Tapi memangnya manusia macam apa yang tidak pernah berpikir “bagaimana”. Bahkan anak kecil nekeran pun pernah mengawali pernekarannya dengan “bagaiamana” cara ngitis. Kemudian berlanjut dengan “bagaimana ngitis yang efektif dan efisien, hingga “piye toh” cara kalah yang tapi tidak usah ngisin-ngisini.

Sesederhana itu. Tapi toh itu juga bagian dari akal yang berpikir. Untuk orang dewasa jelas “bagaimana” nya jauh lebih jlimet dan kompleks.
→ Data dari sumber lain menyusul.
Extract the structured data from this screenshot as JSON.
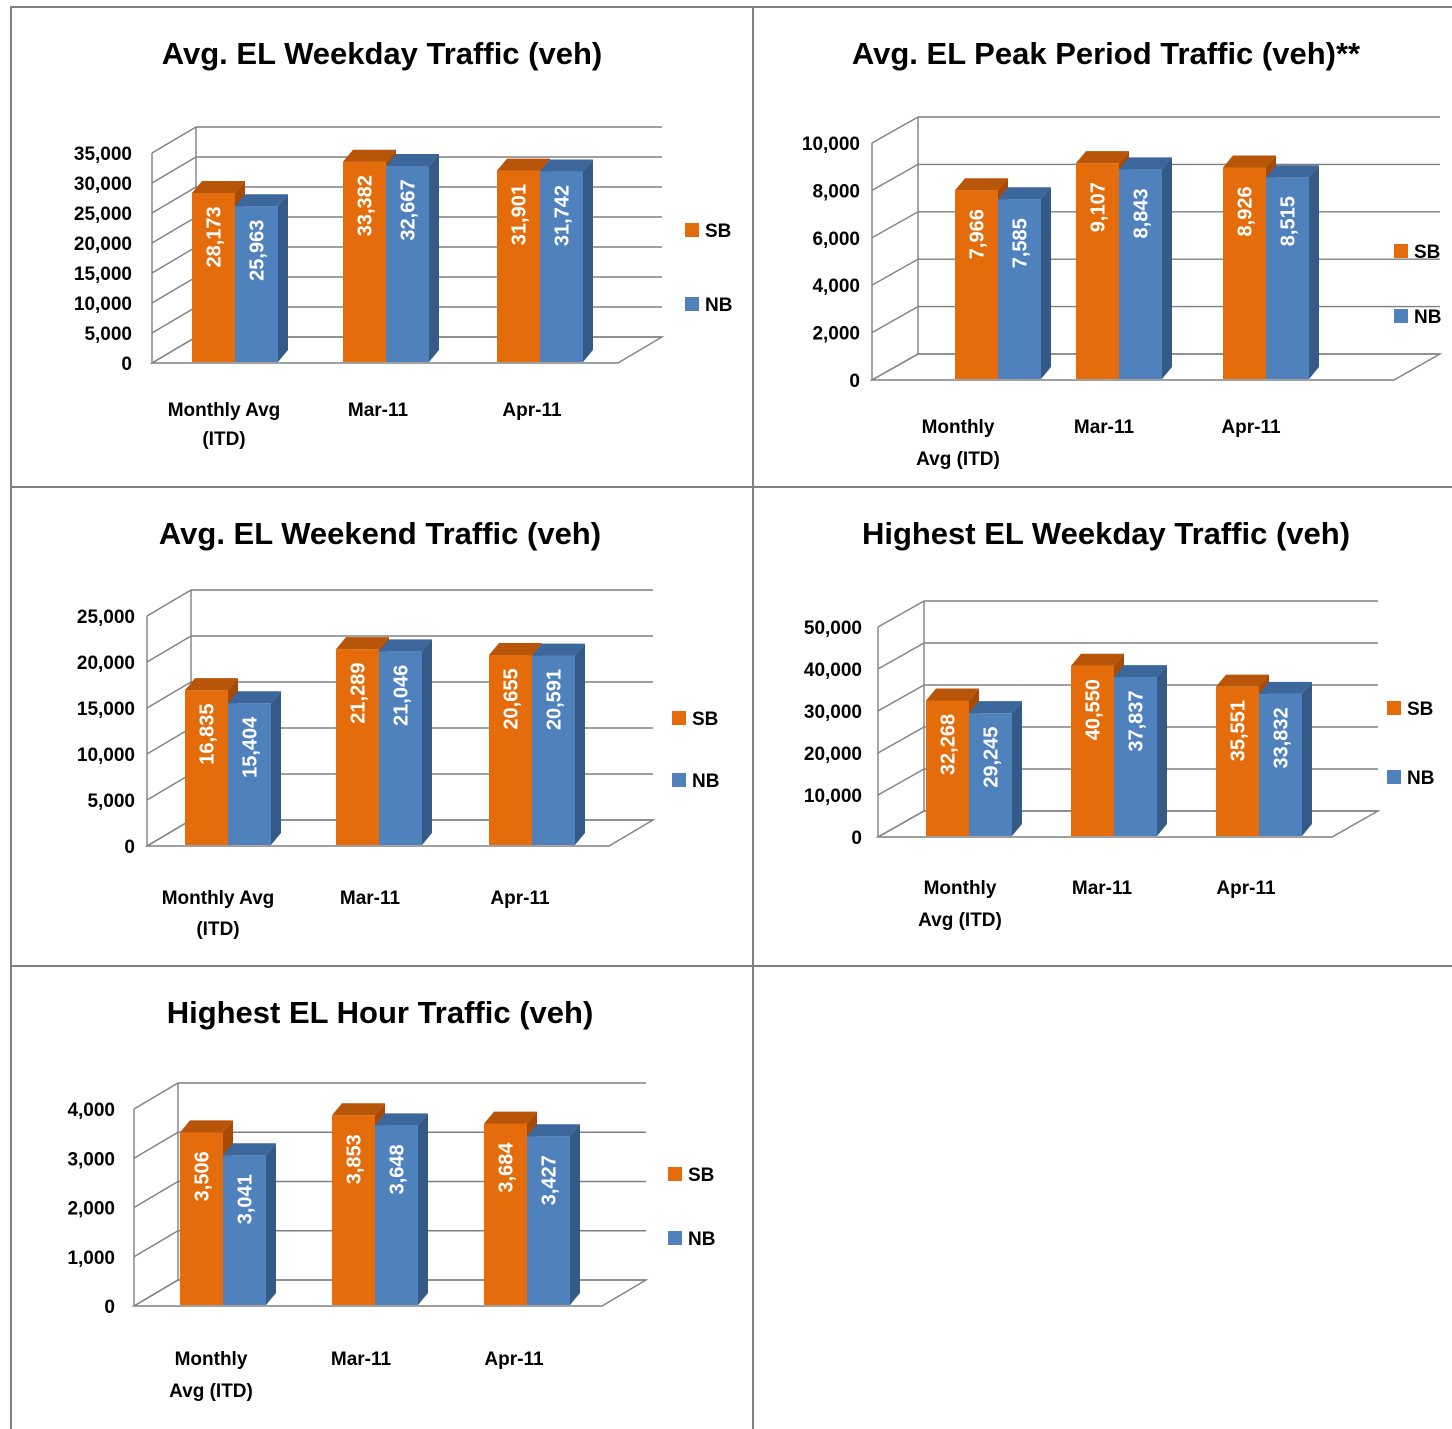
{
  "colors": {
    "sb_front": "#E46C0A",
    "sb_top": "#B85508",
    "sb_side": "#A64A05",
    "nb_front": "#4F81BD",
    "nb_top": "#3C679C",
    "nb_side": "#345A88",
    "gridline": "#808080"
  },
  "legend": [
    "SB",
    "NB"
  ],
  "chart_data": [
    {
      "type": "bar",
      "title": "Avg. EL Weekday Traffic (veh)",
      "categories": [
        [
          "Monthly Avg",
          "(ITD)"
        ],
        [
          "Mar-11"
        ],
        [
          "Apr-11"
        ]
      ],
      "series": [
        {
          "name": "SB",
          "values": [
            28173,
            33382,
            31901
          ],
          "labels": [
            "28,173",
            "33,382",
            "31,901"
          ]
        },
        {
          "name": "NB",
          "values": [
            25963,
            32667,
            31742
          ],
          "labels": [
            "25,963",
            "32,667",
            "31,742"
          ]
        }
      ],
      "ylim": [
        0,
        35000
      ],
      "yticks": [
        "0",
        "5,000",
        "10,000",
        "15,000",
        "20,000",
        "25,000",
        "30,000",
        "35,000"
      ],
      "grid": true,
      "legend_position": "right"
    },
    {
      "type": "bar",
      "title": "Avg. EL Peak Period Traffic (veh)**",
      "categories": [
        [
          "Monthly",
          "Avg (ITD)"
        ],
        [
          "Mar-11"
        ],
        [
          "Apr-11"
        ]
      ],
      "series": [
        {
          "name": "SB",
          "values": [
            7966,
            9107,
            8926
          ],
          "labels": [
            "7,966",
            "9,107",
            "8,926"
          ]
        },
        {
          "name": "NB",
          "values": [
            7585,
            8843,
            8515
          ],
          "labels": [
            "7,585",
            "8,843",
            "8,515"
          ]
        }
      ],
      "ylim": [
        0,
        10000
      ],
      "yticks": [
        "0",
        "2,000",
        "4,000",
        "6,000",
        "8,000",
        "10,000"
      ],
      "grid": true,
      "legend_position": "right"
    },
    {
      "type": "bar",
      "title": "Avg. EL Weekend Traffic (veh)",
      "categories": [
        [
          "Monthly Avg",
          "(ITD)"
        ],
        [
          "Mar-11"
        ],
        [
          "Apr-11"
        ]
      ],
      "series": [
        {
          "name": "SB",
          "values": [
            16835,
            21289,
            20655
          ],
          "labels": [
            "16,835",
            "21,289",
            "20,655"
          ]
        },
        {
          "name": "NB",
          "values": [
            15404,
            21046,
            20591
          ],
          "labels": [
            "15,404",
            "21,046",
            "20,591"
          ]
        }
      ],
      "ylim": [
        0,
        25000
      ],
      "yticks": [
        "0",
        "5,000",
        "10,000",
        "15,000",
        "20,000",
        "25,000"
      ],
      "grid": true,
      "legend_position": "right"
    },
    {
      "type": "bar",
      "title": "Highest EL Weekday Traffic (veh)",
      "categories": [
        [
          "Monthly",
          "Avg (ITD)"
        ],
        [
          "Mar-11"
        ],
        [
          "Apr-11"
        ]
      ],
      "series": [
        {
          "name": "SB",
          "values": [
            32268,
            40550,
            35551
          ],
          "labels": [
            "32,268",
            "40,550",
            "35,551"
          ]
        },
        {
          "name": "NB",
          "values": [
            29245,
            37837,
            33832
          ],
          "labels": [
            "29,245",
            "37,837",
            "33,832"
          ]
        }
      ],
      "ylim": [
        0,
        50000
      ],
      "yticks": [
        "0",
        "10,000",
        "20,000",
        "30,000",
        "40,000",
        "50,000"
      ],
      "grid": true,
      "legend_position": "right"
    },
    {
      "type": "bar",
      "title": "Highest EL Hour Traffic (veh)",
      "categories": [
        [
          "Monthly",
          "Avg (ITD)"
        ],
        [
          "Mar-11"
        ],
        [
          "Apr-11"
        ]
      ],
      "series": [
        {
          "name": "SB",
          "values": [
            3506,
            3853,
            3684
          ],
          "labels": [
            "3,506",
            "3,853",
            "3,684"
          ]
        },
        {
          "name": "NB",
          "values": [
            3041,
            3648,
            3427
          ],
          "labels": [
            "3,041",
            "3,648",
            "3,427"
          ]
        }
      ],
      "ylim": [
        0,
        4000
      ],
      "yticks": [
        "0",
        "1,000",
        "2,000",
        "3,000",
        "4,000"
      ],
      "grid": true,
      "legend_position": "right"
    }
  ]
}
Maka energi dan kalori yang dibutuhkan juga lebih banyak. Itu pula dalih ilmiah nan saintifik kenapa orang dewasa kebanyakan makan dengan porsi lebih banyak daripada anak kecil selain alasan klasik “karena wadah perutnya lebih besar”.

Pada pembahasan yang lebih serius nan islamis, akal adalah hakikat kehidupan. Ruh menjadikan manusia bernyawa, tapi hakikatnya akallah yang menjadikan manusia dianggap hidup secara sempurna. Ini ditunjukkan dengan seseorang telah dianggap masuk dalam ranah taklif (mendapat beban hukum) ketika akal dan pemahamannya berfungsi. Meski secara syariat atau umur ia sudah baligh, tapi ternyata akalnya tidak berfungsi, ia tidak terbebani hukum (terkena taklif). Maka penentuan apa yang akan dipertanggungjawabkan dalam kehidupannya adalah ketika akal berfungsi. Tanpa itu, taklif belum dimulai dan tidak dianggap hidup “secara hakikat”.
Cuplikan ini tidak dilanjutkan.